Agile Soft Systems provided the Big Data empowered solution for the client. To help them solve the scalability issue and make their system highly available.
The system helps the client to handle the large amount of data and keep scaling the storage as per the business growth.

Project Details

Challenges They were Facing!

Business Challenges

The client collects the data in the form of logs w.r.t. different transactions. The acquisition, storage, access, and analysis of digital information provide knowledge and strategic insights to all higher management of each publisher. Each time users visit a website or make a transaction, the company can log everything they do; every link they click, each form they submit, what time they log in and out, any errors we encounter, and just about anything else they can imagine.
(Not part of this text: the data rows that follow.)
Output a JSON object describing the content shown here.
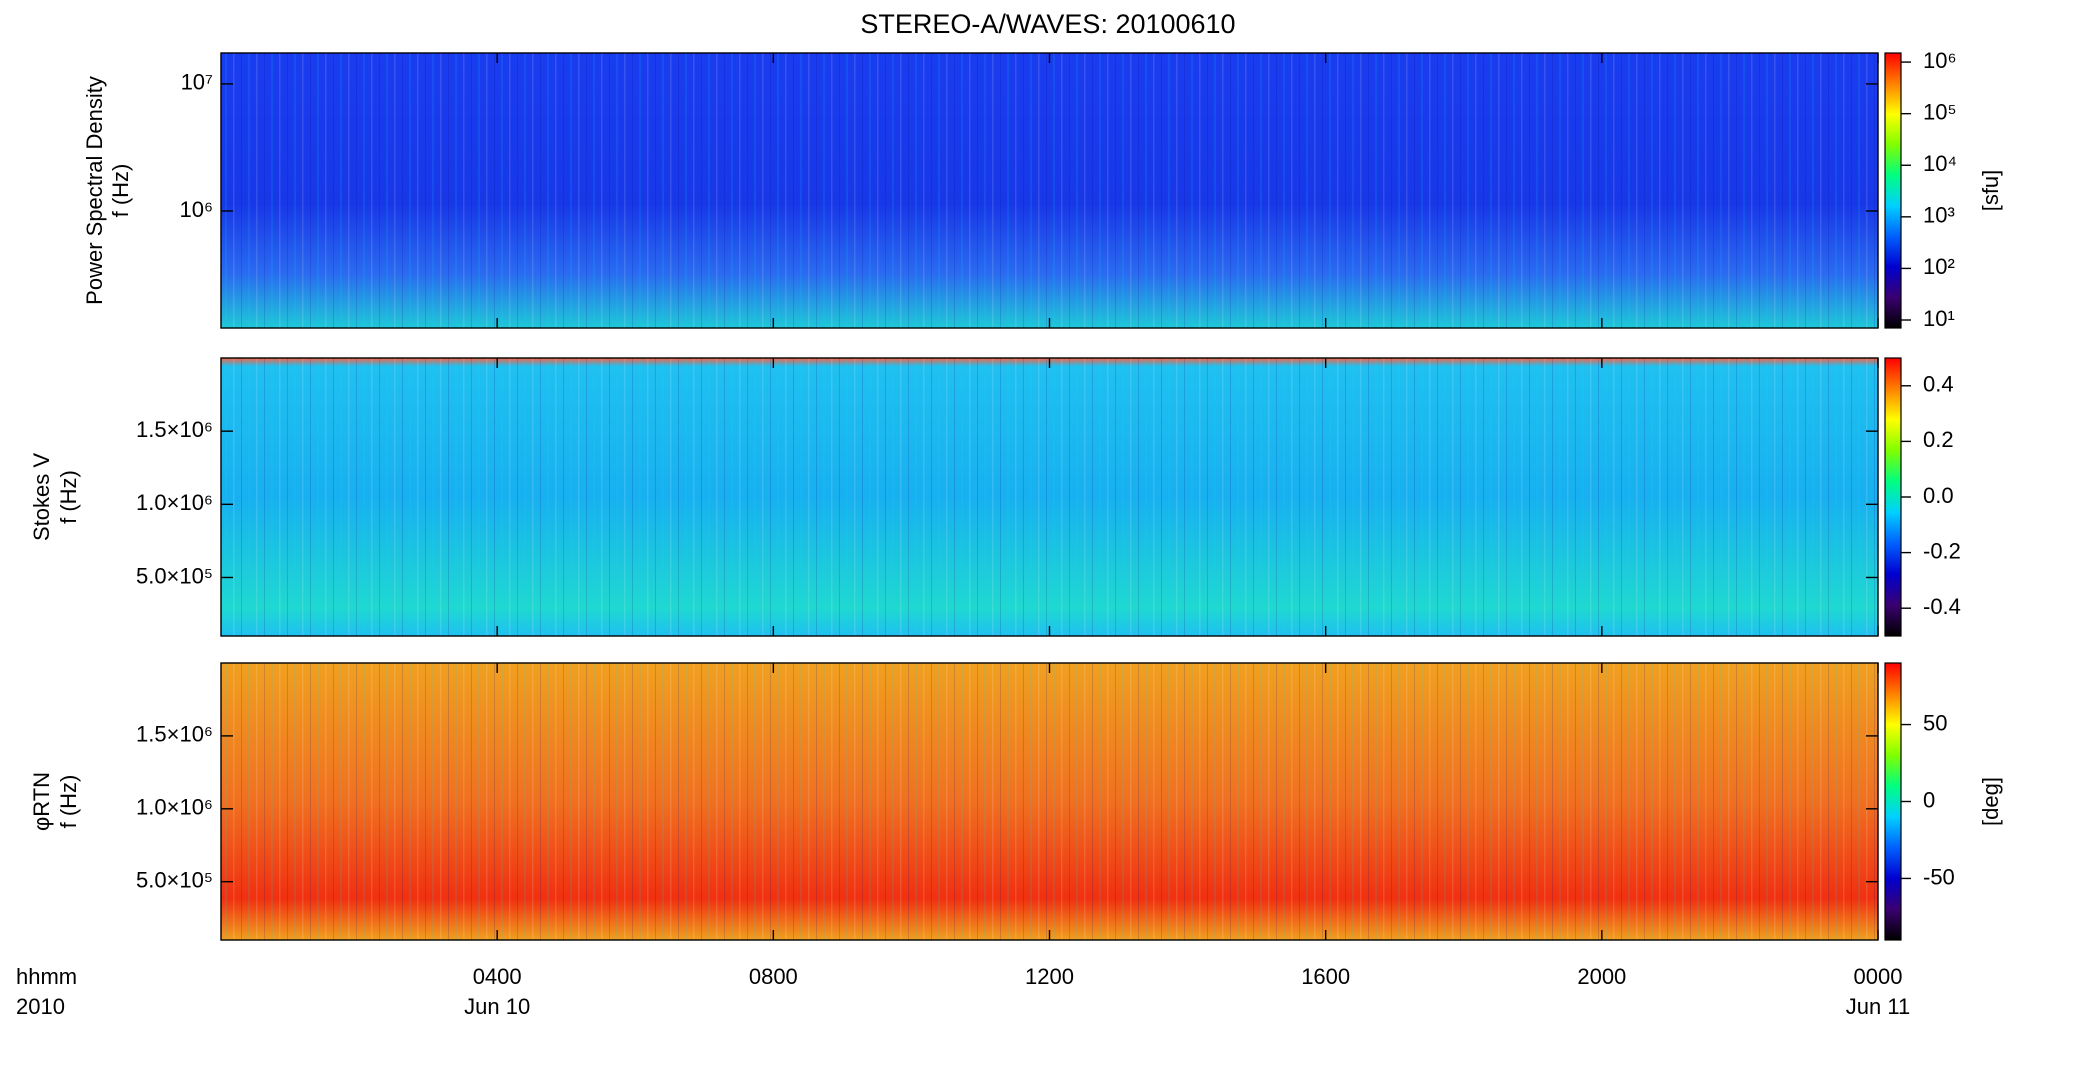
{
  "title": "STEREO-A/WAVES: 20100610",
  "chart_data": [
    {
      "type": "heatmap",
      "ylabel": [
        "Power Spectral Density",
        "f (Hz)"
      ],
      "ylog": true,
      "ylim": [
        120000,
        17500000
      ],
      "yticks": [
        {
          "value": 1000000,
          "label": "10⁶"
        },
        {
          "value": 10000000,
          "label": "10⁷"
        }
      ],
      "colorbar": {
        "label": "[sfu]",
        "log": true,
        "lim": [
          7,
          1500000
        ],
        "ticks": [
          {
            "value": 10,
            "label": "10¹"
          },
          {
            "value": 100,
            "label": "10²"
          },
          {
            "value": 1000,
            "label": "10³"
          },
          {
            "value": 10000,
            "label": "10⁴"
          },
          {
            "value": 100000,
            "label": "10⁵"
          },
          {
            "value": 1000000,
            "label": "10⁶"
          }
        ],
        "colors": [
          "#000000",
          "#3a0070",
          "#0000d0",
          "#0060ff",
          "#00d0ff",
          "#00ff80",
          "#80ff00",
          "#ffff00",
          "#ff8000",
          "#ff0000"
        ]
      }
    },
    {
      "type": "heatmap",
      "ylabel": [
        "Stokes V",
        "f (Hz)"
      ],
      "ylog": false,
      "ylim": [
        100000,
        2000000
      ],
      "yticks": [
        {
          "value": 500000,
          "label": "5.0×10⁵"
        },
        {
          "value": 1000000,
          "label": "1.0×10⁶"
        },
        {
          "value": 1500000,
          "label": "1.5×10⁶"
        }
      ],
      "colorbar": {
        "log": false,
        "lim": [
          -0.5,
          0.5
        ],
        "ticks": [
          -0.4,
          -0.2,
          {
            "value": 0,
            "label": "0.0"
          },
          0.2,
          0.4
        ],
        "colors": [
          "#000000",
          "#3a0070",
          "#0000d0",
          "#0060ff",
          "#00d0ff",
          "#00ff80",
          "#80ff00",
          "#ffff00",
          "#ff8000",
          "#ff0000"
        ]
      }
    },
    {
      "type": "heatmap",
      "ylabel": [
        "φRTN",
        "f (Hz)"
      ],
      "ylog": false,
      "ylim": [
        100000,
        2000000
      ],
      "yticks": [
        {
          "value": 500000,
          "label": "5.0×10⁵"
        },
        {
          "value": 1000000,
          "label": "1.0×10⁶"
        },
        {
          "value": 1500000,
          "label": "1.5×10⁶"
        }
      ],
      "colorbar": {
        "label": "[deg]",
        "log": false,
        "lim": [
          -90,
          90
        ],
        "ticks": [
          -50,
          0,
          50
        ],
        "colors": [
          "#000000",
          "#3a0070",
          "#0000d0",
          "#0060ff",
          "#00d0ff",
          "#00ff80",
          "#80ff00",
          "#ffff00",
          "#ff8000",
          "#ff0000"
        ]
      },
      "xlabel": [
        "hhmm",
        "2010"
      ],
      "xlim": [
        0,
        24
      ],
      "xticks": [
        {
          "value": 4,
          "label": "0400"
        },
        {
          "value": 8,
          "label": "0800"
        },
        {
          "value": 12,
          "label": "1200"
        },
        {
          "value": 16,
          "label": "1600"
        },
        {
          "value": 20,
          "label": "2000"
        },
        {
          "value": 24,
          "label": "0000"
        }
      ],
      "xdates": [
        {
          "value": 4,
          "label": "Jun 10"
        },
        {
          "value": 24,
          "label": "Jun 11"
        }
      ]
    }
  ]
}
With the increase in the business data, the client was facing processing it in their existing system.

Technical Challenges

The existing system client collects the logs, parses them, and gets stored in RDBMS. Various BI reports were extracted from RDBMS data. With the increase in business, it is the storage and access aspects (requisites for later BI analytics) that started imposing challenges on how to store this growing data. Data management becomes a greater obstacle as more and more data needs to be collected and stored. As the size of data sets was getting increased, it was possible to run out of space on a single system.

What We Delivered!

Experts at AgileSoft Systems studied the existing data flow and the rate getting generated on a regular basis. Then we came up with a system that can handle a larger amount of data and keep scaling to keep up with growth and that can provide the input/output operations per second (IOPS) necessary to deliver data to analytic tools. We chose the Hadoop ecosystem, which not only solved the scalability issue but also made the system highly available.